Kannah Creek is a watershed that descends from the top of the Grand Mesa west southwest, where it meets the Gunnison River about 25 miles south of Grand Junction, Colorado. It offers many recreational opportunities, irrigation, and is an important source of drinking water for Grand Junction. The Grand Mesa is one of the largest flat topped mountains in the world and has over 300 lakes and reservoirs on top, many of which are in the Kannah Creek watershed, which help retain much of Grand Junction's drinking water throughout the year as the snowpack melts and converts into runoff. Kannah Creek is also the namesake for the locally popular Kannah Creek Brewing Company. Kannah Creek is an extremely important source of water, originating on an elevated oasis, in an otherwise very arid region.

== Recreation ==
The watershed offers many recreational options.

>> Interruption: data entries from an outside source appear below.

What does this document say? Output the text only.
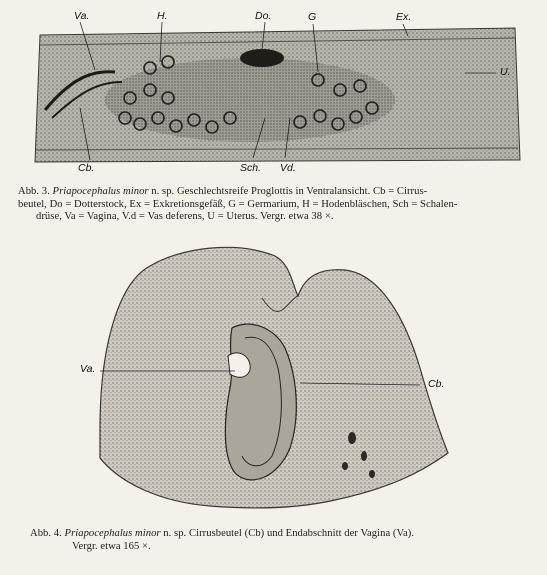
Va.	H.	Do.	G	Ex.
U.
Cb.	Sch. Vd.
Abb. 3. Priapocephalus minor n. sp. Geschlechtsreife Proglottis in Ventralansicht. Cb = Cirrus-
beutel, Do = Dotterstock, Ex = Exkretionsgefäß, G = Germarium, H = Hodenbläschen, Sch = Schalen-
drüse, Va = Vagina, V.d = Vas deferens, U = Uterus. Vergr. etwa 38 ×.
Va.
Cb.
Abb. 4. Priapocephalus minor n. sp. Cirrusbeutel (Cb) und Endabschnitt der Vagina (Va).
Vergr. etwa 165 ×.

There are four trails that utilize the valley, formed by the creek and its tributaries. The trails offer access to hiking, biking, camping, fishing, and pack riding. The Kannah Creek trail is 7.88 miles long from the base of the mesa to the upper rim, ending at Carson Lake. Canoeing and Kayaking are also possible in a few areas in the lower basin of the creek and is rated a class of III-V by American Whitewater. There is also plenty of wildlife in the area. In the pine and aspen forest on the higher altitude areas of the Grand Mesa, elk are plentiful, deer, foxes and coyotes, eagles and hawks, marmots, bighorn sheep, canada lynx, mountain goats songbirds. Fishing offers a bounty of brook, rainbow, and cutthroat trout. The newly reintroduced moose is also said to be thriving. The trails start in juniper and pinyon pine forest and moves up to pine and aspen forest as elevation is gained.

== Human usage ==
Kannah Creek is derived from snowpack that accumulates all winter and spring and acts as a frozen reservoir where it slowly melts and runs off all year. The city of Grand Junction has cooperated with many governmental and private property owners to create small dams and reservoirs on top of the Grand Mesa to store water from snowmelt year round. The water from the reservoirs is partially let to manumit down the drainage, and then stored again at the base of the mesa in Juniata Reservoir and the other Purdy Mesa Reservoirs. From there the water is taken in and treated at the Kannah Creek Water Plant, in Whitewater, CO. Afterwards gravity is used to channel and divert water to storage points located around the Grand Junction Metropolitan Statistical Area. The creation of this system was initiated by local vote, and a large majority desire for a new, raw, and especially fresh and clean water source rather than the replaced source which acquired water out of the heavy-flowing, sediment filled, Gunnison River.
The Creek also provides a source of irrigation for the many farms in the lower basin of the creek beneath the mesa. It is a popular fruit growing region.